Pierce’s mother, Louise, who had gone out on her father’s dragger when she was growing up, sometimes accompanied Pierce when he collected sea moss. She continued to fish with him on and off until she was 70, often as his sternman on the lobster boat and also on tuna fishing trips. She says she sorely misses all this now that her health prevents her from going on the boat. One of his stories, “The Rogue Wave,” describes a terrifying experience they had when she was on board. She remained calm throughout, and simply commented afterwards, “That’s the biggest one I’ve seen ever since I’ve been going, but I knew you could handle it.”

Two of his stories pay tribute to the strong bond among fishermen and their willingness to help each other even while endangering their own lives. In a description of retrieving the RUTH FRANCES, a 65-foot dragger that had broken her mooring, Pierce puts the reader on the scene as he describes battling a northwest gale in his flat-bottomed skiff to reach his lobster boat, and then the wild time he and neighbor Mickey Varian had trying to attach a towrope to the dragger, which was “aground and beating up against the shore with every roll.”

A longer story, “God’s Hand at Sea,” builds suspense as Pierce describes the run-down JACKIE B and the way she starts to fall apart when he is fishing 20 miles offshore in December, and the weather has turned bad. As the seas build, the boat begins to vibrate and suddenly he realizes all too clearly that “The only things between us and certain death was a rotten old hull, rusty nails, pumps, a stubborn old diesel, a couple of friends and the belief that God would bring me home in spite of myself.”

The ETHEL B, captained by Clint Richardson, Jr., comes to help, and Pierce vividly describes their unsuccessful attempts to set up a tow line and the subsequent successful hook-up with the RUTH FRANCES, captained by Kendall Wallace.

On a less dramatic note, Pierce immortalizes the time he accidentally dumped a barrel of putrid bait off the wharf and onto 70-year-old Everett Lowell. When Pierce, horrified, called down to say how sorry he was and asked if he could do anything, Lowell replied, “Nope, you’ve done enough.”

A soft-spoken man, Pierce is nevertheless a persuasive speaker, and has been active in many town issues, particularly those that affect fishermen. He is on the Winnegance Alewife Commission and chairs the Town Landing Committee. The latter grew out of the “Acre Lot Committee,” a group that worked for 12 years to surmount opposition to building a small town wharf now used by many Phippsburg fishermen who live inland. He also has been outspoken on state and federal issues, from lobster vent specifications to regulations to protect whales and has served on the Zone F Council.

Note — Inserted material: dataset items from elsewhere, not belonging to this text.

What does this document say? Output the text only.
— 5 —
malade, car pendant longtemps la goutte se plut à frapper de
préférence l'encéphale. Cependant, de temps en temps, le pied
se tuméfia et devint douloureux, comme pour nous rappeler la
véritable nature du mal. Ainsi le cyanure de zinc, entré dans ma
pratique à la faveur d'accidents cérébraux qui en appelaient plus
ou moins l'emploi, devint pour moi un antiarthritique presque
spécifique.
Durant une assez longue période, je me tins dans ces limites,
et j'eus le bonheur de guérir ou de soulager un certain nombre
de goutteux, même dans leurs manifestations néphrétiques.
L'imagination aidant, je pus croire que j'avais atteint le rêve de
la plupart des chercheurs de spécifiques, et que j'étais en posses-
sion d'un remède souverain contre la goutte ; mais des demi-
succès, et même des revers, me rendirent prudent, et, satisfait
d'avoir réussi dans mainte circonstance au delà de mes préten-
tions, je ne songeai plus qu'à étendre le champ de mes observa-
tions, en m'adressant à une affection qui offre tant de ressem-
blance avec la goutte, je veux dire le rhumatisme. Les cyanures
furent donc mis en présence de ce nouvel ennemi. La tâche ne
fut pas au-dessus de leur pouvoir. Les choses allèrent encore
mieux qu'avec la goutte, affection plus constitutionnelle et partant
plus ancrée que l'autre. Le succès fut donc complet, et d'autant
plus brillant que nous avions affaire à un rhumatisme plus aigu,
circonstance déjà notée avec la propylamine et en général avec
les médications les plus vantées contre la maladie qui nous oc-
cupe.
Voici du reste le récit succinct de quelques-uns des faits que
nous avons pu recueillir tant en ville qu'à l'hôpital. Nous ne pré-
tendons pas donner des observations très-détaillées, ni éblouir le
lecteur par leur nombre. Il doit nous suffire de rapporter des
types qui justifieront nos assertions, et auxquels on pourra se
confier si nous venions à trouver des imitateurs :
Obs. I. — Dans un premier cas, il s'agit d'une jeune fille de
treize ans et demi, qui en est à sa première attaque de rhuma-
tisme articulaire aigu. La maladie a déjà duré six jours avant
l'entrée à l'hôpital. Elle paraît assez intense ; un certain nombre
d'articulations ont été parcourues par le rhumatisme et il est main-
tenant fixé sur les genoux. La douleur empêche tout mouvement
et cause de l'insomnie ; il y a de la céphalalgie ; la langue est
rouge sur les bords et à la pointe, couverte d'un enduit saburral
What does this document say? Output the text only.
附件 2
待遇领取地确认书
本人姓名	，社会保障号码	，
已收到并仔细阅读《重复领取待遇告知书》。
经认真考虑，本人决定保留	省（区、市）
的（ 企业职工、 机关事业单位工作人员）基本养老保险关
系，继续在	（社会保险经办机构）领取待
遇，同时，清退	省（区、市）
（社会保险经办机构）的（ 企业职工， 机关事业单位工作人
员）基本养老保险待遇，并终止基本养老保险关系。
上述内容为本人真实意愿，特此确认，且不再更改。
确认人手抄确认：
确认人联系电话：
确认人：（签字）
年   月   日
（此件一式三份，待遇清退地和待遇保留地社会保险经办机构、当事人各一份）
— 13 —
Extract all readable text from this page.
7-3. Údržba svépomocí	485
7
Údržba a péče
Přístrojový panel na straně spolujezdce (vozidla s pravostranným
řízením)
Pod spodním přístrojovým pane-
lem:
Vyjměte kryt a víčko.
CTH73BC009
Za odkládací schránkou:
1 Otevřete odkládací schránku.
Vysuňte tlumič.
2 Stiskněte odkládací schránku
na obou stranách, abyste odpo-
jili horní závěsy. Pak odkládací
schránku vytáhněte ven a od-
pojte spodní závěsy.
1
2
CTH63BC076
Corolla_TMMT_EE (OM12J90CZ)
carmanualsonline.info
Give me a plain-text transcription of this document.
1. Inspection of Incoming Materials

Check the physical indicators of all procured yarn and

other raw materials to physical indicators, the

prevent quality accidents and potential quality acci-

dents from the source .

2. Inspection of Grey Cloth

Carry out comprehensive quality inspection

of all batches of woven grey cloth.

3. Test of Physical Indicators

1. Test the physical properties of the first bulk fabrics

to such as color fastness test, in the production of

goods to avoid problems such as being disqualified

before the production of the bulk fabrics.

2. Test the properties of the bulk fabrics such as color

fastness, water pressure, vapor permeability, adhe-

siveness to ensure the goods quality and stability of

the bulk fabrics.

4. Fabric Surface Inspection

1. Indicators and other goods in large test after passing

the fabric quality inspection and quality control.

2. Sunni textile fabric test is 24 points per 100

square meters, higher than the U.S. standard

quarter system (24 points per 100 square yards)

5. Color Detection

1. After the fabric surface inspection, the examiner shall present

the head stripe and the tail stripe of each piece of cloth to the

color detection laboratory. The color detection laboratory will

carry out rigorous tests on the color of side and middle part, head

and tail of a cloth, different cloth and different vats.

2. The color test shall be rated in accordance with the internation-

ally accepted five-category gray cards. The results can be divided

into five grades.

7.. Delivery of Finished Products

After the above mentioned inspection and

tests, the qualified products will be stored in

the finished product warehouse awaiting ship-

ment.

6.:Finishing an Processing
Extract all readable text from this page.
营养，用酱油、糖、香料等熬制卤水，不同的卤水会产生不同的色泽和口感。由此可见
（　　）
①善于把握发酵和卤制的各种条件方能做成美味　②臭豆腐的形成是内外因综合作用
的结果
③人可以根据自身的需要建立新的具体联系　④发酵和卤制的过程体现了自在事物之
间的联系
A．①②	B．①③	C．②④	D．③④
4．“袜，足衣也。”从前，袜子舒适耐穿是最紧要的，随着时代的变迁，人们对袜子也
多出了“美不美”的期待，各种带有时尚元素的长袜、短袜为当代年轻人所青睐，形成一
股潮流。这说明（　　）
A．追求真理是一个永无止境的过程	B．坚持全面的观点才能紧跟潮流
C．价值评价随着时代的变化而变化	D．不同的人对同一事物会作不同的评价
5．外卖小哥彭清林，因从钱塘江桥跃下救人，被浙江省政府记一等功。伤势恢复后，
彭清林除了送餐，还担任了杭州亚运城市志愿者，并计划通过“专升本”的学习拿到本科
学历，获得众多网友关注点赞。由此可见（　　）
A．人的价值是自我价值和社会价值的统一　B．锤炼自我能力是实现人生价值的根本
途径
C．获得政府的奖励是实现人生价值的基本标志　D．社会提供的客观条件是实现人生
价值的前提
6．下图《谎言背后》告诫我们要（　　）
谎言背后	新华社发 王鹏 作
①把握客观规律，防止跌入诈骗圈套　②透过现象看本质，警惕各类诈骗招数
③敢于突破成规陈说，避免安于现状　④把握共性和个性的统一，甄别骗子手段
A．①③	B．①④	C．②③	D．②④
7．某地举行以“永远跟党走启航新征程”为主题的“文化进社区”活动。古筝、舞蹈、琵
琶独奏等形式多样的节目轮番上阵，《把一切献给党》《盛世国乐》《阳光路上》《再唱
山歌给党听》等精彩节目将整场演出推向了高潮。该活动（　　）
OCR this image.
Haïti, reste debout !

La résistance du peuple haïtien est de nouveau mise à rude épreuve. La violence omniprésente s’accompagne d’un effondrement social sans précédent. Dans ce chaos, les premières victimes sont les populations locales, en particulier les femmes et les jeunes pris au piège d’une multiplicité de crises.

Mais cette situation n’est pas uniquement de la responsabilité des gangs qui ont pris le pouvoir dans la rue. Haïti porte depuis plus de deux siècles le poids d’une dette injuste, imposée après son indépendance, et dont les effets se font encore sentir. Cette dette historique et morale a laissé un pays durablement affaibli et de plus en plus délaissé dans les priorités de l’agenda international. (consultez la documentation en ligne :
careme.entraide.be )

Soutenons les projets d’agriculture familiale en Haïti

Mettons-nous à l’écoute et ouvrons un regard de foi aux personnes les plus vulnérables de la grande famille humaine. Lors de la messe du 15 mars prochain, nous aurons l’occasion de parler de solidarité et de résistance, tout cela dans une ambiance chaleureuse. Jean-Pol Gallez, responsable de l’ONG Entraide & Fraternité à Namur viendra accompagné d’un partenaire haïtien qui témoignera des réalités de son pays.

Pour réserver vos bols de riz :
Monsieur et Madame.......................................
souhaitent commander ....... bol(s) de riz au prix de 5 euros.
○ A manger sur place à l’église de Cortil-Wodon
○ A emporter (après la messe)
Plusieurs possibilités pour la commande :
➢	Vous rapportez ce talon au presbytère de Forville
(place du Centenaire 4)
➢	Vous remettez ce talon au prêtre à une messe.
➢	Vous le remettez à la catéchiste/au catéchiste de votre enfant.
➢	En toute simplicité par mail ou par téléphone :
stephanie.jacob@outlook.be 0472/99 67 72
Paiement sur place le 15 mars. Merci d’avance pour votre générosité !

Pierce is sorry none of his three sons is able to make a living fishing full time (One fishes for lobsters part-time.) “I’m sorry because I would love to have their company,” he says, “but when I see all that is happening [with regulations], I think in the future nobody will be able to make a living lobstering full time. I’m just as glad they chose another life.”

Now 53, Pierce says lobstering becomes harder every year. Even his teenaged granddaughter, Amanda, one of six grandchildren ranging from 8 months to 18 years, realizes how hard it is. “She told me,” he says, ‘I feel bad for you, Grampy, because the work you do is real tough.'” Still, he plans to fish as long as he can work.

Like many fishermen, Pierce is a gifted storyteller. His taking time to capture and preserve these stories has created a priceless gift for his grandchildren, friends and the town of Phippsburg. He hopes to publish the stories and poems in book form.

Pierce will read from his collection at the Annual Meeting of the Phippsburg Historical Society at the Main Deck, Sebasco Lodge, at 7 p.m. on Aug. 19.